Many young people obviously get attracted to the idea. And that’s understandable. But we need to remind everyone that there is a much better way to see the world and even to go beyond simply seeing the world. And it need not involve any travelling at all.

It’s when we get identified with God’s will that we get to see not only the world in the manner of a tourist, an immigrant or an OFW, but also beyond the world, and even beyond space and time toward eternity and the spiritual and supernatural realities which no amount of earthly travelling can reach.

Christ said as much when he addressed his disciples who believed in him, “Blessed are your eyes for they see, and ears, for they hear. Truly, I say to you, many prophets and righteous men longed to see what you see, and did not see it, and to hear what you hear, and did not hear it” (Matthew 13:16-17).

In another part of the gospel, Christ told one of his apostles, “He who believes in me will also do the works that I do, and greater works than these will he do” (John 14:12).

Still in another part, St. Paul wrote, “Being rooted and grounded in love, you may have power to comprehend with all the saints what is the breadth and length and height and depth, and to know the love of Christ which surpasses knowledge” (Ephesians 3:17-18).

We need to explode the myth that taking our faith seriously and consistently living our piety in all the circumstances of our life means having a deprived and secluded life. The opposite is true.

With faith we get to see both the macro and micro levels of reality. With faith, our power to cover big and distant areas as well as to penetrate things to their core is mightier than what the Internet and other new technologies, for example, can do. It would be mightier than what our senses and our intellectual powers unguided by faith can reach.

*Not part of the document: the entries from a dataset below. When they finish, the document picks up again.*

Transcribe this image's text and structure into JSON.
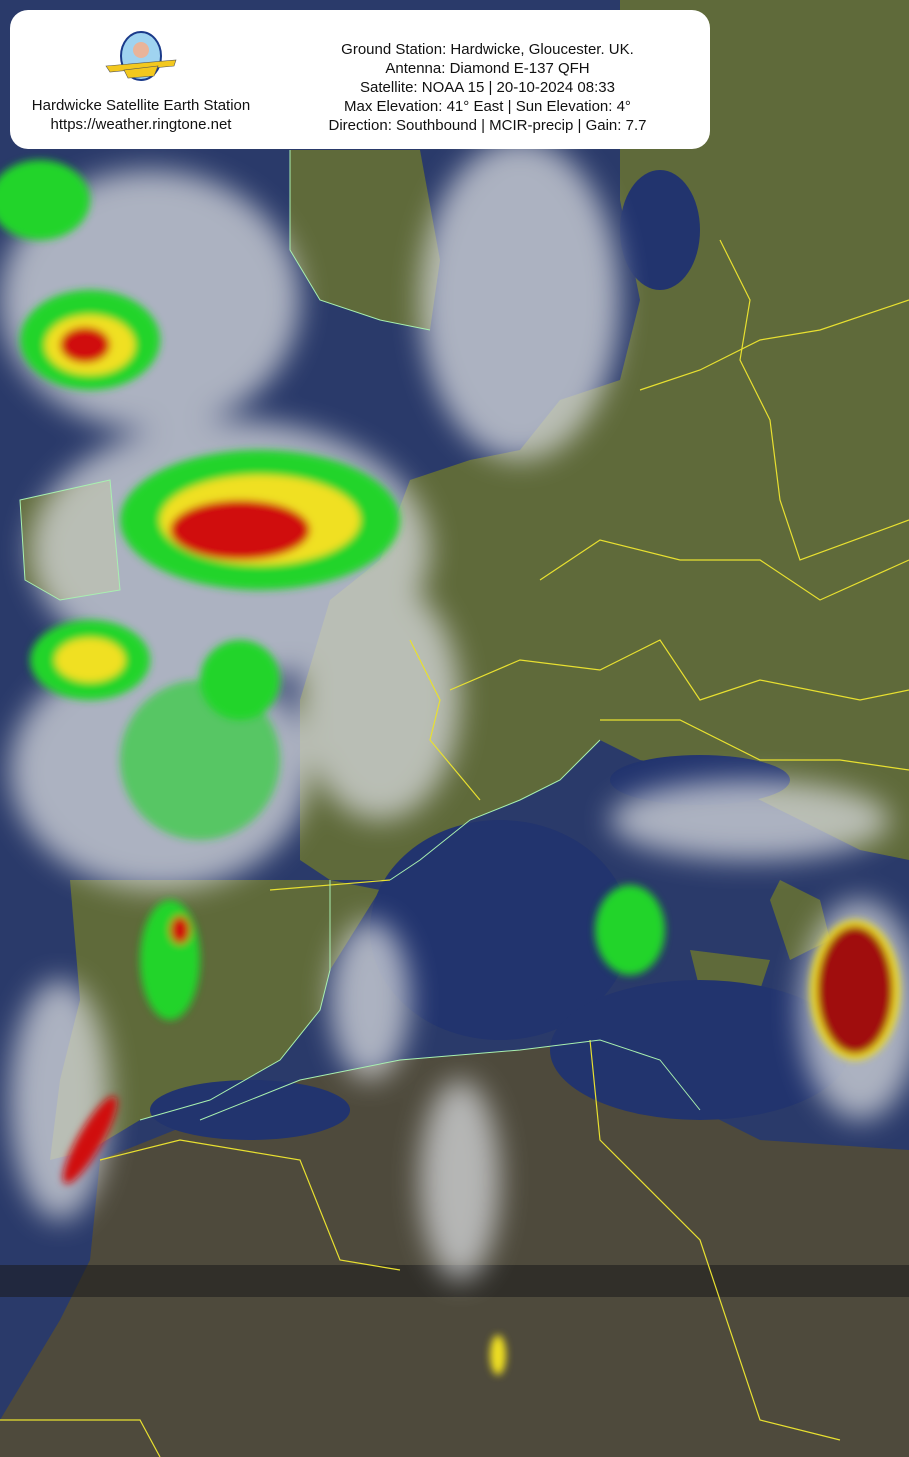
{
  "header": {
    "station_name": "Hardwicke Satellite Earth Station",
    "url": "https://weather.ringtone.net",
    "logo_icon": "plane-pilot-logo",
    "info_lines": [
      "Ground Station: Hardwicke, Gloucester. UK.",
      "Antenna: Diamond E-137 QFH",
      "Satellite: NOAA 15 | 20-10-2024 08:33",
      "Max Elevation: 41° East | Sun Elevation: 4°",
      "Direction: Southbound | MCIR-precip | Gain: 7.7"
    ]
  },
  "colors": {
    "sea": "#22346e",
    "land": "#5f6a3a",
    "desert": "#4e4a3c",
    "cloud": "#d8dade",
    "precip_light": "#22d42a",
    "precip_mid": "#f0e020",
    "precip_heavy": "#d01010",
    "borders": "#e8e030",
    "coastline": "#a8f0b0"
  }
}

That’s the reason why we should always enliven our faith through constant prayer, recourse to the sacraments, assiduous study of the doctrine of our faith, waging a continuing spiritual struggle against our weaknesses and temptations, and growing in the virtues.

The saints achieved a universal mind and heart, with the effects of their sanctity reaching distant lands, simply by living their faith to the full even if they were confined to a certain area. The life of St. Therese of the Child Jesus is proof of this. Her heroic sanctity, lived and developed in the confines of her convent, made her the patron of the missions.

We need to understand the dynamics of faith. It has the power of God’s grace that can go beyond our human limitations. It can purify and elevate our natural faculties. It can enable us to enter into the spiritual and supernatural realities.

We need to be spiritual, not carnal. It’s not a matter of suppressing our sensual, material and earthly condition, but rather of going beyond that level. That’s where the road to the fullness of humanity can be found. That’s where we are freed from the constricting world of our senses, emotions and passions.

St. Paul said something to this effect. “Put off your old nature which belongs to your former manner of life and is corrupt through deceitful lusts, and be renewed in the spirit of your minds, and put on the new nature, created after the likeness of God in true righteousness and holiness” (Ephesians 4:22-24).

In another instance, St. Paul talked about talking or preaching in a spiritual way and not just according to human and worldly wisdom. “My message and my preaching were not with wise and persuasive words, but with a demonstration of the Spirit’s power, so that your faith might not rest on human wisdom, but on God’s power” (1 Corinthians 2:4-5).

More clearly, he said, “We speak, not in words taught us by human wisdom but in words taught by the Spirit, explaining spiritual realities with Spirit-taught words” (1 Corinthians 2:13).

This is a big challenge for us all. We have to learn to think, speak, and act in a spiritual way, and not just mainly conditioned by our sensual, material, and worldly aspects.